The war of drones

March 12, 2008

Pervez Hoodbhoy, professor of nuclear physics at the Quaid-e-Azam University, Islamabad, in The Times of India:

A drone is a semi-autonomous, self-propelled system controlled by an external intelligence. Suitably equipped handlers guide it towards an assigned target. The MQ-1B General Dynamics Predator, connected to high-flying US military surveillance satellites, differs from the low-tech mullah-trained human drone produced in Pakistani madrassas. But they share a common characteristic. Neither asks why they must kill.

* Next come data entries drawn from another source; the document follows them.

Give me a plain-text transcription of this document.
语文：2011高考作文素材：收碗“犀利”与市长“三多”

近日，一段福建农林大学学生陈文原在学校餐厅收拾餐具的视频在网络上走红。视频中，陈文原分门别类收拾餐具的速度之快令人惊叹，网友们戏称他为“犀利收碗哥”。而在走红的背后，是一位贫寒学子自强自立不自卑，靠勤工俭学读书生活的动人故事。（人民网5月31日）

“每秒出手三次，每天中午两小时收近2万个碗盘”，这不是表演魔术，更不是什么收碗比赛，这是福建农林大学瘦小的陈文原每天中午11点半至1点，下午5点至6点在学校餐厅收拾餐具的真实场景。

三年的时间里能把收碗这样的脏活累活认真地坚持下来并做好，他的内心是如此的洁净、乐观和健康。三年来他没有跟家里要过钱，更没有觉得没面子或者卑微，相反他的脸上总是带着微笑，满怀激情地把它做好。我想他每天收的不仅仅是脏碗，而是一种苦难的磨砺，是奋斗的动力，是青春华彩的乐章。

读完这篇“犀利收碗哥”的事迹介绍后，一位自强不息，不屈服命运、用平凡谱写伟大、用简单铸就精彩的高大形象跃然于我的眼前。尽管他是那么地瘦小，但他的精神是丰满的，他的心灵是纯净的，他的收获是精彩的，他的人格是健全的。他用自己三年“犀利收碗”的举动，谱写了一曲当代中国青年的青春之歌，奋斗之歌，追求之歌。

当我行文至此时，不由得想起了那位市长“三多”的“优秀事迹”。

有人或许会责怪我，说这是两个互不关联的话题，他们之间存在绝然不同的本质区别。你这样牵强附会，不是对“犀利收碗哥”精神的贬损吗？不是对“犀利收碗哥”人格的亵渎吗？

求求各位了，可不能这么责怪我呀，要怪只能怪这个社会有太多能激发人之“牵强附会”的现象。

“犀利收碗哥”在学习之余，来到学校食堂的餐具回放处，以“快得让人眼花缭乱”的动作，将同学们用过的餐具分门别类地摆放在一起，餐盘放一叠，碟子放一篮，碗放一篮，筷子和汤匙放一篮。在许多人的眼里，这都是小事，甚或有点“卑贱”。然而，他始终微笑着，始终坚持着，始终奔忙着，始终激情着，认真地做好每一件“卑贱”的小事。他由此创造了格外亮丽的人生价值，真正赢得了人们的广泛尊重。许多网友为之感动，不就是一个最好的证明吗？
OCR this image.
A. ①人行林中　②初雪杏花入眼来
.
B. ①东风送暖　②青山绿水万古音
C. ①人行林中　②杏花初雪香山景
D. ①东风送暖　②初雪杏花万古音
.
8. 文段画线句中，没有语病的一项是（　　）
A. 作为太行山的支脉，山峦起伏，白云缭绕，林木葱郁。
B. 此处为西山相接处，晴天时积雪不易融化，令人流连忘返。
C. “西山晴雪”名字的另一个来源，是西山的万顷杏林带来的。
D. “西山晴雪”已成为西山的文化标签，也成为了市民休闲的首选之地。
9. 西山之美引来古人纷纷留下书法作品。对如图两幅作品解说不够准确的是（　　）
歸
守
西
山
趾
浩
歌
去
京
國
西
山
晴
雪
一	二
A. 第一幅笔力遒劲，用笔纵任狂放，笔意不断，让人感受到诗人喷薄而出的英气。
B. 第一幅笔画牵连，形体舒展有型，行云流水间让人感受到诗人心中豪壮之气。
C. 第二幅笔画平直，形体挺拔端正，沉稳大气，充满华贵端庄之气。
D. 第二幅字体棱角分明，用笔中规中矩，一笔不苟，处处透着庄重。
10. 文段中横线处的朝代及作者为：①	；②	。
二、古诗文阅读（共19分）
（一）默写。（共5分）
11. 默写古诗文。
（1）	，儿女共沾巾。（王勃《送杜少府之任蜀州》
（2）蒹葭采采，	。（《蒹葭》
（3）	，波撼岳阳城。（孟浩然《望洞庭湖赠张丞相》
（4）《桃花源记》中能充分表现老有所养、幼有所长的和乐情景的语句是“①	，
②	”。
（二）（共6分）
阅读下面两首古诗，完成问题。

Drones, machine and human, have drenched Pakistan with the blood of innocents. In 2006, a bevy of MQ-1Bs hovering over Damadola launched a barrage of 10 Hellfire missiles, costing $60,000 apiece, at the village below. They blew up 18 local people, including five women and five children. The blame was put on faulty local intelligence. The same year, a Hellfire missile hit a madrassa in Bajaur killing between 80 and 85 people, mostly students. Pervez Musharraf’s credibility stood so low that few believed his claim that those killed were training to become Al-Qaida militants. Indeed, while these space-age weapons have occasionally eliminated a few Al-Qaida men, such as Abu Laith al-Libi in January 2008, the more usual outcome has been flattened houses, dead and maimed children, and a growing tribal population that seeks revenge against Pakistan and the US.